SlackWebhookURL string
}
🥐 Now go to a Slack community of your choice where you have the permission to create a new Incoming Webhook.
🥐 Once you have the Webhook URL, set it as an Encore secret:
$ encore secret set --type dev,local,pr SlackWebhookURLEnter secret value: *****Successfully updated development secret SlackWebhookURL.
🥐 Test the slack.Notify
endpoint by calling it via cURL:
$ curl 'http://localhost:4000/slack.Notify' -d '{"Text": "Testing Slack webhook"}'
You should see the Testing Slack webhook message appear in the Slack channel you designated for the webhook.

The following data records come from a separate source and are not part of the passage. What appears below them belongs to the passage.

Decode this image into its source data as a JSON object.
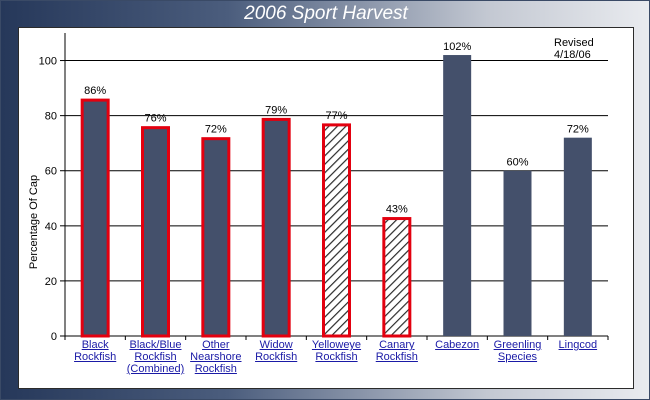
{
  "chart_data": {
    "type": "bar",
    "title": "2006 Sport Harvest",
    "annotation": "Revised 4/18/06",
    "ylabel": "Percentage Of Cap",
    "xlabel": "",
    "ylim": [
      0,
      110
    ],
    "yticks": [
      0,
      20,
      40,
      60,
      80,
      100
    ],
    "grid": true,
    "categories": [
      "Black\nRockfish",
      "Black/Blue\nRockfish\n(Combined)",
      "Other\nNearshore\nRockfish",
      "Widow\nRockfish",
      "Yelloweye\nRockfish",
      "Canary\nRockfish",
      "Cabezon",
      "Greenling\nSpecies",
      "Lingcod"
    ],
    "values": [
      86,
      76,
      72,
      79,
      77,
      43,
      102,
      60,
      72
    ],
    "value_labels": [
      "86%",
      "76%",
      "72%",
      "79%",
      "77%",
      "43%",
      "102%",
      "60%",
      "72%"
    ],
    "bar_styles": [
      "outlined",
      "outlined",
      "outlined",
      "outlined",
      "hatched",
      "hatched",
      "plain",
      "plain",
      "plain"
    ],
    "colors": {
      "bar_fill": "#44506b",
      "outline": "#e3000f",
      "hatch": "#2a2a2a",
      "link_text": "#1a1aa6"
    }
  }
}
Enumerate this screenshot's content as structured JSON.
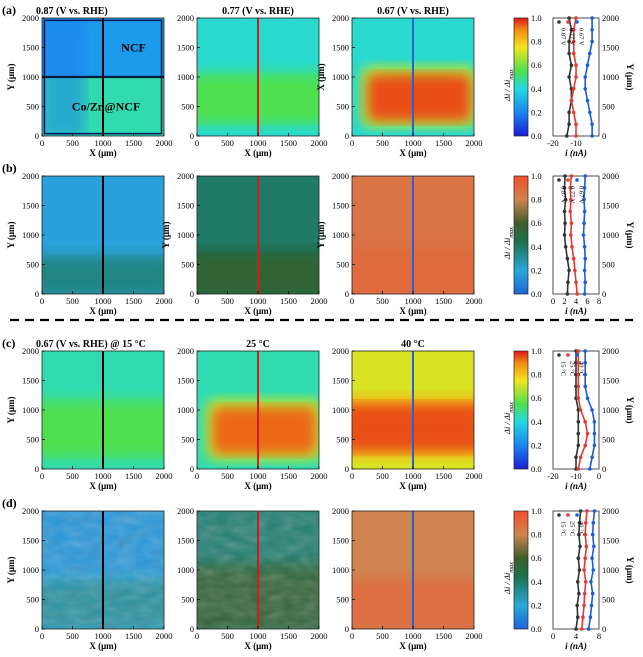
{
  "chart_data": {
    "type": "heatmap",
    "rows": [
      {
        "label": "(a)",
        "maps": [
          {
            "title": "0.87 (V vs. RHE)",
            "ylabel": "Y (μm)",
            "xlabel": "X (μm)",
            "scheme": "jet",
            "regions": [
              {
                "name": "NCF",
                "level": 0.25
              },
              {
                "name": "Co/Zn@NCF",
                "level": 0.45
              }
            ],
            "line_x": 1000,
            "line_color": "#000000",
            "box": true
          },
          {
            "title": "0.77 (V vs. RHE)",
            "ylabel": "",
            "xlabel": "X (μm)",
            "scheme": "jet",
            "band": {
              "y": [
                250,
                1000
              ],
              "level": 0.55
            },
            "background_level": 0.42,
            "line_x": 1000,
            "line_color": "#d11d1d"
          },
          {
            "title": "0.67 (V vs. RHE)",
            "ylabel": "X (μm)",
            "xlabel": "X (μm)",
            "scheme": "jet",
            "band": {
              "x": [
                250,
                1950
              ],
              "y": [
                250,
                1050
              ],
              "level": 0.95
            },
            "background_level": 0.42,
            "line_x": 1000,
            "line_color": "#2b5fd6"
          }
        ],
        "colorbar": {
          "scheme": "jet",
          "ticks": [
            0.0,
            0.2,
            0.4,
            0.6,
            0.8,
            1.0
          ],
          "label": "Δi / Δi",
          "label_sub": "max"
        },
        "profile": {
          "xlim": [
            -20,
            0
          ],
          "xticks": [
            -20,
            -10
          ],
          "xlabel": "i (nA)",
          "ylabel": "Y (μm)",
          "yticks": [
            0,
            500,
            1000,
            1500,
            2000
          ],
          "y": [
            0,
            200,
            400,
            600,
            800,
            1000,
            1200,
            1400,
            1600,
            1800,
            2000
          ],
          "series": [
            {
              "name": "0.87 V",
              "color": "#333333",
              "values": [
                -14,
                -13,
                -13,
                -12,
                -12,
                -13,
                -12,
                -13,
                -13,
                -12,
                -13
              ]
            },
            {
              "name": "0.77 V",
              "color": "#e53935",
              "values": [
                -10,
                -10,
                -11,
                -12,
                -11,
                -10,
                -10,
                -11,
                -11,
                -11,
                -10
              ]
            },
            {
              "name": "0.67 V",
              "color": "#1e5bd8",
              "values": [
                -3,
                -3,
                -4,
                -5,
                -6,
                -6,
                -5,
                -4,
                -3,
                -3,
                -3
              ]
            }
          ]
        }
      },
      {
        "label": "(b)",
        "maps": [
          {
            "title": "",
            "ylabel": "Y (μm)",
            "xlabel": "X (μm)",
            "scheme": "blue",
            "band": {
              "y": [
                0,
                600
              ],
              "level": 0.35
            },
            "background_level": 0.18,
            "line_x": 1000,
            "line_color": "#000000"
          },
          {
            "title": "",
            "ylabel": "Y (μm)",
            "xlabel": "X (μm)",
            "scheme": "blue",
            "band": {
              "y": [
                0,
                650
              ],
              "level": 0.55
            },
            "background_level": 0.4,
            "line_x": 1000,
            "line_color": "#d11d1d"
          },
          {
            "title": "",
            "ylabel": "Y (μm)",
            "xlabel": "X (μm)",
            "scheme": "blue",
            "band": {
              "y": [
                0,
                700
              ],
              "level": 0.9
            },
            "background_level": 0.86,
            "line_x": 1000,
            "line_color": "#2b5fd6"
          }
        ],
        "colorbar": {
          "scheme": "blue",
          "ticks": [
            0.0,
            0.2,
            0.4,
            0.6,
            0.8,
            1.0
          ],
          "label": "Δi / Δi",
          "label_sub": "max"
        },
        "profile": {
          "xlim": [
            0,
            8
          ],
          "xticks": [
            0,
            2,
            4,
            6,
            8
          ],
          "xlabel": "i (nA)",
          "ylabel": "Y (μm)",
          "yticks": [
            0,
            500,
            1000,
            1500,
            2000
          ],
          "y": [
            0,
            200,
            400,
            600,
            800,
            1000,
            1200,
            1400,
            1600,
            1800,
            2000
          ],
          "series": [
            {
              "name": "0.87 V",
              "color": "#333333",
              "values": [
                2.5,
                2.6,
                2.8,
                2.5,
                2.2,
                2.0,
                2.1,
                2.0,
                2.2,
                2.0,
                2.1
              ]
            },
            {
              "name": "0.77 V",
              "color": "#e53935",
              "values": [
                4.2,
                4.0,
                3.8,
                3.6,
                3.3,
                3.1,
                3.2,
                3.0,
                3.1,
                3.0,
                3.2
              ]
            },
            {
              "name": "0.67 V",
              "color": "#1e5bd8",
              "values": [
                5.5,
                5.6,
                5.5,
                5.6,
                5.5,
                5.3,
                5.4,
                5.5,
                5.4,
                5.5,
                5.6
              ]
            }
          ]
        }
      },
      {
        "label": "(c)",
        "maps": [
          {
            "title": "0.67 (V vs. RHE) @ 15 °C",
            "ylabel": "Y (μm)",
            "xlabel": "X (μm)",
            "scheme": "jet",
            "band": {
              "y": [
                250,
                1100
              ],
              "level": 0.55
            },
            "background_level": 0.45,
            "line_x": 1000,
            "line_color": "#000000"
          },
          {
            "title": "25 °C",
            "ylabel": "",
            "xlabel": "X (μm)",
            "scheme": "jet",
            "band": {
              "x": [
                250,
                1950
              ],
              "y": [
                250,
                1050
              ],
              "level": 0.93
            },
            "background_level": 0.45,
            "line_x": 1000,
            "line_color": "#d11d1d"
          },
          {
            "title": "40 °C",
            "ylabel": "",
            "xlabel": "X (μm)",
            "scheme": "jet",
            "band": {
              "y": [
                300,
                1100
              ],
              "level": 0.95
            },
            "background_level": 0.72,
            "line_x": 1000,
            "line_color": "#2b5fd6"
          }
        ],
        "colorbar": {
          "scheme": "jet",
          "ticks": [
            0.0,
            0.2,
            0.4,
            0.6,
            0.8,
            1.0
          ],
          "label": "Δi / Δi",
          "label_sub": "max"
        },
        "profile": {
          "xlim": [
            -20,
            0
          ],
          "xticks": [
            -20,
            -10,
            0
          ],
          "xlabel": "i (nA)",
          "ylabel": "Y (μm)",
          "yticks": [
            0,
            500,
            1000,
            1500,
            2000
          ],
          "y": [
            0,
            200,
            400,
            600,
            800,
            1000,
            1200,
            1400,
            1600,
            1800,
            2000
          ],
          "series": [
            {
              "name": "15 °C",
              "color": "#333333",
              "values": [
                -10,
                -10,
                -9,
                -9,
                -9,
                -9,
                -10,
                -10,
                -10,
                -10,
                -10
              ]
            },
            {
              "name": "25 °C",
              "color": "#e53935",
              "values": [
                -9,
                -8,
                -6,
                -5,
                -6,
                -8,
                -9,
                -9,
                -9,
                -9,
                -9
              ]
            },
            {
              "name": "40 °C",
              "color": "#1e5bd8",
              "values": [
                -4,
                -3,
                -2,
                -2,
                -2,
                -3,
                -5,
                -6,
                -6,
                -6,
                -6
              ]
            }
          ]
        }
      },
      {
        "label": "(d)",
        "maps": [
          {
            "title": "",
            "ylabel": "Y (μm)",
            "xlabel": "X (μm)",
            "scheme": "blue",
            "band": {
              "y": [
                0,
                800
              ],
              "level": 0.3
            },
            "background_level": 0.15,
            "noise": true,
            "line_x": 1000,
            "line_color": "#000000"
          },
          {
            "title": "",
            "ylabel": "",
            "xlabel": "X (μm)",
            "scheme": "blue",
            "band": {
              "y": [
                0,
                1000
              ],
              "level": 0.55
            },
            "background_level": 0.38,
            "noise": true,
            "line_x": 1000,
            "line_color": "#d11d1d"
          },
          {
            "title": "",
            "ylabel": "",
            "xlabel": "X (μm)",
            "scheme": "blue",
            "band": {
              "y": [
                0,
                800
              ],
              "level": 0.88
            },
            "background_level": 0.8,
            "line_x": 1000,
            "line_color": "#2b5fd6"
          }
        ],
        "colorbar": {
          "scheme": "blue",
          "ticks": [
            0.0,
            0.2,
            0.4,
            0.6,
            0.8,
            1.0
          ],
          "label": "Δi / Δi",
          "label_sub": "max"
        },
        "profile": {
          "xlim": [
            0,
            8
          ],
          "xticks": [
            0,
            4,
            8
          ],
          "xlabel": "i (nA)",
          "ylabel": "Y (μm)",
          "yticks": [
            0,
            500,
            1000,
            1500,
            2000
          ],
          "y": [
            0,
            200,
            400,
            600,
            800,
            1000,
            1200,
            1400,
            1600,
            1800,
            2000
          ],
          "series": [
            {
              "name": "15 °C",
              "color": "#333333",
              "values": [
                4.0,
                4.3,
                4.2,
                4.5,
                4.3,
                4.6,
                4.4,
                4.7,
                4.5,
                4.6,
                4.8
              ]
            },
            {
              "name": "25 °C",
              "color": "#e53935",
              "values": [
                5.0,
                5.2,
                5.4,
                5.5,
                5.7,
                5.4,
                5.6,
                5.8,
                5.6,
                5.7,
                5.9
              ]
            },
            {
              "name": "40 °C",
              "color": "#1e5bd8",
              "values": [
                6.2,
                6.5,
                6.7,
                6.9,
                6.6,
                7.0,
                6.8,
                7.1,
                6.9,
                7.0,
                7.2
              ]
            }
          ]
        }
      }
    ],
    "map_xlim": [
      0,
      2000
    ],
    "map_ylim": [
      0,
      2000
    ],
    "map_ticks": [
      0,
      500,
      1000,
      1500,
      2000
    ]
  }
}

🥐 When it works it's time to add a Pub/Sub subscriber to automatically notify Slack when a monitored site goes up or down. Add the following:
slack/slack.goimport (
"encore.dev/pubsub"
"encore.app/monitor"
)
var _ = pubsub.NewSubscription(monitor.TransitionTopic, "slack-notification", pubsub.SubscriptionConfig[*monitor.TransitionEvent]{
Handler: func(ctx context.Context, event *monitor.TransitionEvent) error {
// Compose our message.
msg := fmt.Sprintf("*%s is down!*", event.Site.URL)
if event.Up {
msg = fmt.Sprintf("*%s is back up.*", event.Site.URL)
}
// Send the Slack notification.
return Notify(ctx, &NotifyParams{Text: msg})
},
})
8. Deploy your finished Uptime Monitor
Now you're ready to deploy your finished Uptime Monitor, complete with a Slack integration.

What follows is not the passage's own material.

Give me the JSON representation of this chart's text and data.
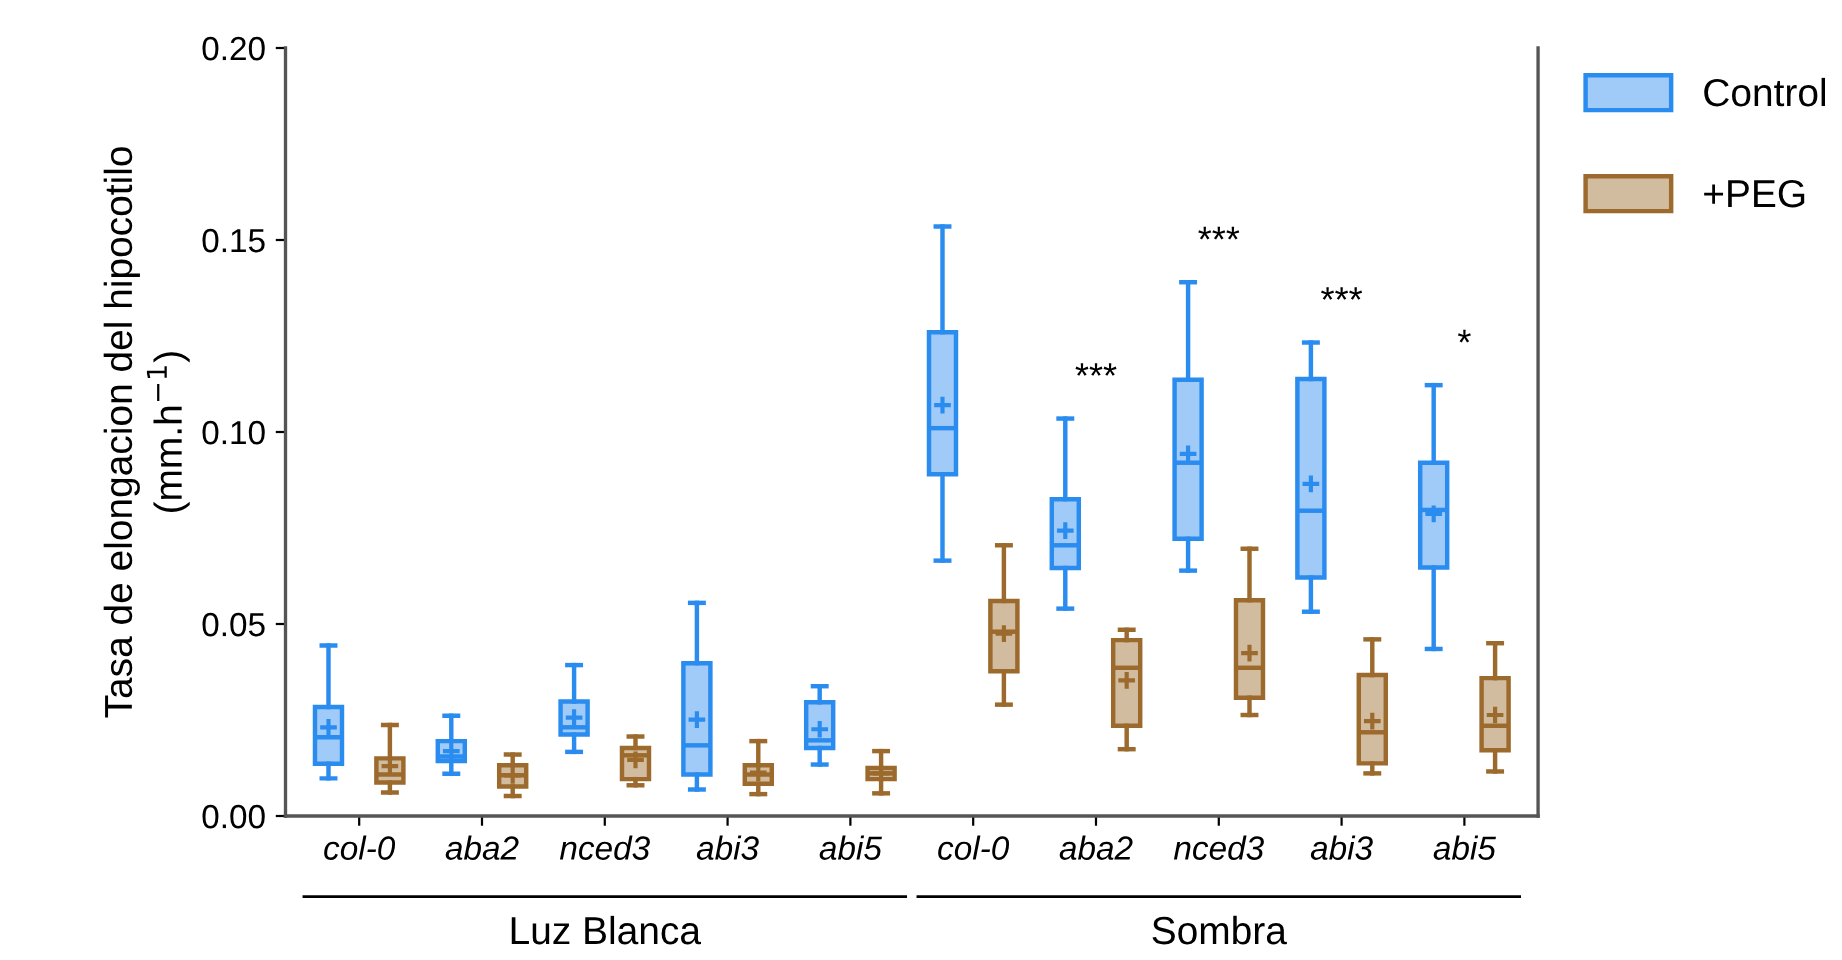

🥐 As before, deploying your app to the cloud is as simple as running:
$ git add -A .$ git commit -m 'Add slack integration'$ git push encore
Celebrate with fireworks
Now that your app is running in the cloud, let's celebrate with some fireworks:
🥐 In the Cloud Dashboard, open the Command Menu by pressing Cmd + K (Mac) or Ctrl + K (Windows/Linux).
From here you can easily access all Cloud Dashboard features and for example jump straight to specific services in the Service Catalog or view Traces for specific endpoints.
🥐 Type fireworks
in the Command Menu and press enter. Sit back and enjoy the show!
Conclusion
We've now built a fully functioning uptime monitoring system.

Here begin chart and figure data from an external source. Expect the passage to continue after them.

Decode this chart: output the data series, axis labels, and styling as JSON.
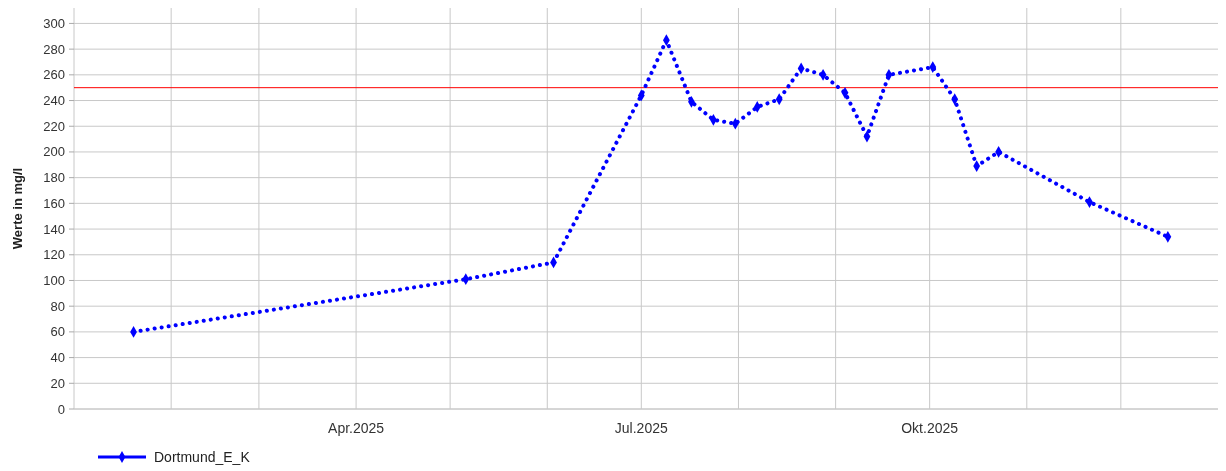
{
  "chart_data": {
    "type": "line",
    "ylabel": "Werte in mg/l",
    "x": [
      "2025-01-20",
      "2025-05-06",
      "2025-06-03",
      "2025-07-01",
      "2025-07-09",
      "2025-07-17",
      "2025-07-24",
      "2025-07-31",
      "2025-08-07",
      "2025-08-14",
      "2025-08-21",
      "2025-08-28",
      "2025-09-04",
      "2025-09-11",
      "2025-09-18",
      "2025-10-02",
      "2025-10-09",
      "2025-10-16",
      "2025-10-23",
      "2025-11-21",
      "2025-12-16"
    ],
    "series": [
      {
        "name": "Dortmund_E_K",
        "color": "#0000ff",
        "values": [
          60,
          101,
          114,
          244,
          287,
          239,
          225,
          222,
          235,
          241,
          265,
          260,
          246,
          212,
          260,
          266,
          241,
          189,
          200,
          161,
          134
        ]
      }
    ],
    "xlim": [
      "2025-01-01",
      "2026-01-01"
    ],
    "xticks": [
      {
        "value": "2025-02-01",
        "label": null
      },
      {
        "value": "2025-03-01",
        "label": null
      },
      {
        "value": "2025-04-01",
        "label": "Apr.2025"
      },
      {
        "value": "2025-05-01",
        "label": null
      },
      {
        "value": "2025-06-01",
        "label": null
      },
      {
        "value": "2025-07-01",
        "label": "Jul.2025"
      },
      {
        "value": "2025-08-01",
        "label": null
      },
      {
        "value": "2025-09-01",
        "label": null
      },
      {
        "value": "2025-10-01",
        "label": "Okt.2025"
      },
      {
        "value": "2025-11-01",
        "label": null
      },
      {
        "value": "2025-12-01",
        "label": null
      }
    ],
    "ylim": [
      0,
      312
    ],
    "yticks": [
      0,
      20,
      40,
      60,
      80,
      100,
      120,
      140,
      160,
      180,
      200,
      220,
      240,
      260,
      280,
      300
    ],
    "ref_lines": [
      {
        "axis": "y",
        "value": 250,
        "color": "#ff0000"
      }
    ],
    "grid": true,
    "legend": "bottom left",
    "marker": "diamond",
    "line_style": "dotted"
  }
}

If we may say so ourselves (and we may; it's our documentation after all) it's pretty remarkable how much we've accomplished in such little code:
- We've built three different services (
site
,monitor
, andslack
) - We've added two databases (to the
site
andmonitor
services) for tracking monitored sites and the monitoring results - We've added a cron job for automatically checking the sites every hour
- We've set up a Pub/Sub topic to decouple the monitoring system from the Slack notifications
- We've added a Slack integration, using secrets to securely store the webhook URL, listening to a Pub/Sub subscription for up/down transition events
All of this in just a bit over 300 lines of code. It's time to lean back and take a sip of your favorite beverage, safe in the knowledge you'll never be caught unaware of a website going down suddenly.